Is there a known non-euclidean geometry where two concentric circles of different radii can intersect? (as in the novel "The Universe Between")
Solution 1:
Yes, with the appropriate definition of "circle". Namely, define a circle of radius $R$ centered at $x$ on manifold $M$ to be the set of points which can be reached by a geodesic of length $R$ starting at $x$. This seems pretty reasonable, and reproduces the usual definition in Euclidean space.
It's not hard to see that concentric circles on a torus or cylinder can have four intersection points.
(Here's how to interpret this picture: The larger circle has been wrapped in the y-direction, reflecting a torus or cylinder topology. Coming soon: A picture of this embedded in 3D.)
By flattening one side of the torus a bit, you can make one side of the larger circle intersect the smaller circle at two points, while the other side just grazes at a single point*. Thus you get three intersections.
*As a technical point, this can definitely be accomplished in Finsler geometry, though I'm not sure if it can be done in Riemannian geometry.
Solution 2:
The situation is impossible if we make the following assumptions:
- Each circle has exactly one center, which is a point.
- Concentric circles have the same center.
- Each circle has exactly one radius, which is a number. (We make no assumptions, besides those listed, about the meaning of the word "number.")
- If two circles intersect each other at a point, then that point lies on both circles.
- Given any unordered pair of points, there is exactly one distance between those points, which is a number.
- If a point $p$ lies on a circle, then the distance between $p$ and the center of the circle is the radius of the circle.
From the above, suppose that $C$ and $D$ are two concentric circles that intersect at a point. The two circles have the same center, $e$, and call the intersection point $p$. Then the distance between $e$ and $p$ is the radius of $C$, but it is also the radius of $D$, so the two circles cannot have different radii.
We could make the situation possible by discarding some of the axioms, but for the most part, these axioms are so fundamental to the notion of geometry that if you discarded one, the result wouldn't be considered geometry any more (not even non-Euclidean geometry). In particular, axioms 2 and 4 above are essentially just the definitions of the words "concentric" and "intersect," and axioms 1, 3 and 6 essentially constitute the definition of a circle with a given center and radius.
If I had to pick an axiom to discard, I would discard axiom number 5: the statement that given two points, there is only one distance between those points. This is the approach taken in Luca Bressan's answer (a plane based on modular arithmetic, where pairs of points with a distance of $0$ also have a distance of $2$ and vice versa) and in Yly's answer (a cylinder, where a pair of points has infinitely many distances, depending on which direction and how many times you wrap around the cylinder as you measure the distance).
Solution 3:
Consider the geometry in which the plane is identified with $(\mathbb Z / 4 \mathbb Z)^2$. Define the circle with center $C(a, b)$ and radius $r$ as the locus of all points $P(x, y)$ such that $(x - a)^2 + (y - b)^2 = r^2$.

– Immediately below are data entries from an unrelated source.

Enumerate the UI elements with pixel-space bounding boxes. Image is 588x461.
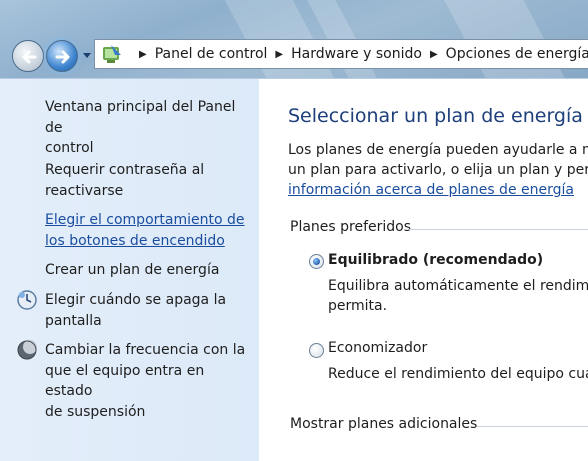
sidebar-item-label: que el equipo entra en estado (45, 362, 205, 400)
back-button[interactable] (12, 40, 44, 72)
sidebar-item-label: Requerir contraseña al (45, 162, 205, 178)
sidebar-item-label: Elegir el comportamiento de (45, 212, 245, 228)
sidebar-item-control-panel-home[interactable]: Ventana principal del Panel de control (45, 97, 255, 159)
breadcrumb-separator[interactable]: ▶ (275, 49, 283, 60)
preferred-plans-label: Planes preferidos (290, 219, 412, 235)
forward-arrow-icon (55, 50, 70, 64)
sidebar-item-power-buttons[interactable]: Elegir el comportamiento de los botones … (45, 210, 255, 251)
power-plans-info-link[interactable]: información acerca de planes de energía (288, 180, 574, 201)
breadcrumb-separator: ▶ (139, 48, 147, 60)
address-bar[interactable]: ▶ Panel de control ▶ Hardware y sonido ▶… (94, 39, 588, 69)
description-text: Los planes de energía pueden ayudarle a … (288, 142, 588, 158)
moon-sleep-icon (17, 340, 37, 360)
balanced-plan-description: permita. (328, 298, 388, 314)
main-content: Seleccionar un plan de energía Los plane… (259, 78, 588, 461)
description-text: un plan para activarlo, o elija un plan … (288, 162, 588, 178)
radio-selected-dot (313, 258, 320, 265)
sidebar-item-label: de suspensión (45, 403, 146, 420)
task-pane: Ventana principal del Panel de control R… (0, 78, 259, 461)
sidebar-item-create-plan[interactable]: Crear un plan de energía (45, 260, 255, 281)
breadcrumb-separator[interactable]: ▶ (430, 49, 438, 60)
power-saver-plan-description: Reduce el rendimiento del equipo cuan (328, 366, 588, 382)
sidebar-item-label: pantalla (45, 312, 102, 329)
power-saver-plan-label[interactable]: Economizador (328, 340, 427, 356)
sidebar-item-label: Ventana principal del Panel de (45, 99, 236, 136)
group-divider (409, 229, 588, 230)
balanced-plan-radio[interactable] (309, 254, 324, 269)
sidebar-item-label: los botones de encendido (45, 232, 225, 249)
breadcrumb-control-panel[interactable]: Panel de control (155, 46, 268, 62)
show-additional-plans-label[interactable]: Mostrar planes adicionales (290, 416, 477, 432)
power-saver-plan-radio[interactable] (309, 343, 324, 358)
sidebar-item-display-off[interactable]: Elegir cuándo se apaga la pantalla (45, 290, 255, 331)
sidebar-item-require-password[interactable]: Requerir contraseña al reactivarse (45, 160, 255, 201)
balanced-plan-description: Equilibra automáticamente el rendimien (328, 278, 588, 294)
forward-button[interactable] (46, 40, 78, 72)
sidebar-item-label: reactivarse (45, 182, 124, 199)
group-divider (477, 426, 588, 427)
chevron-down-icon[interactable] (82, 52, 92, 60)
sidebar-item-sleep-frequency[interactable]: Cambiar la frecuencia con la que el equi… (45, 340, 255, 422)
title-bar: ▶ Panel de control ▶ Hardware y sonido ▶… (0, 0, 588, 78)
display-clock-icon (17, 290, 37, 310)
control-panel-icon (103, 45, 121, 63)
balanced-plan-label[interactable]: Equilibrado (recomendado) (328, 252, 543, 268)
back-arrow-icon (22, 50, 37, 64)
sidebar-item-label: control (45, 140, 94, 156)
sidebar-item-label: Crear un plan de energía (45, 262, 220, 278)
breadcrumb-power-options[interactable]: Opciones de energía (446, 46, 588, 62)
breadcrumb-hardware-sound[interactable]: Hardware y sonido (291, 46, 422, 62)
page-title: Seleccionar un plan de energía (288, 105, 583, 127)
sidebar-item-label: Cambiar la frecuencia con la (45, 342, 246, 358)
sidebar-item-label: Elegir cuándo se apaga la (45, 292, 227, 308)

Let $C = (0, 0)$ and consider the two circles centered at $C$ with radii $0$ and $2$. Since $2^2 = 0$ in $\mathbb Z / 4 \mathbb Z$, the two equations are clearly equivalent, and they both define the set $\{ (0, 0), (2, 0), (0, 2), (2, 2) \}$. Therefore we can say that there are two concentric circles with different radii that intersect at three different points (other than their center).
Solution 4:
Not with the usual definition of a circle as the set of points at a fixed distance $r$ from a center $C$. If circles are concentric that means they have the same center. If they intersect at one point then they have the same radius. That means they are the same circle.
That argument works in any geometry where distance is defined.
If the circles need not be concentric you can imagine a solution. Think of two towns. Consider "time to travel" as a measure of distance. Suppose the towns separated by a range of hills with several low passes. There can be exactly three isolated points each reachable in $10$ minutes from each town.
Solution 5:
I'll make a guess: Think about streets, a "circle" is a path in which you can go from point $A$ and return to itself and you can define a "center" in some reasonable way. As the structure of the streets can be very messy (in certain streets, you can go in only one direction, in others, you can go both ways, etc), I guess you can construct different "circles" with the same center that intersect at any "points" you want.
I built this, for example:
$\quad\quad\quad\quad$
The directions with arrow are one way routes, the ones without arrows are two way routes. You can define "distance" like this: The number of different streets (edges) it takes to move from $A$ to $B$. Try to think what are the "circles" with "radius" $2$ and $3$ here. Notice that this is probably a very weird "distance" that may not enjoy all properties of the habitual euclidean space.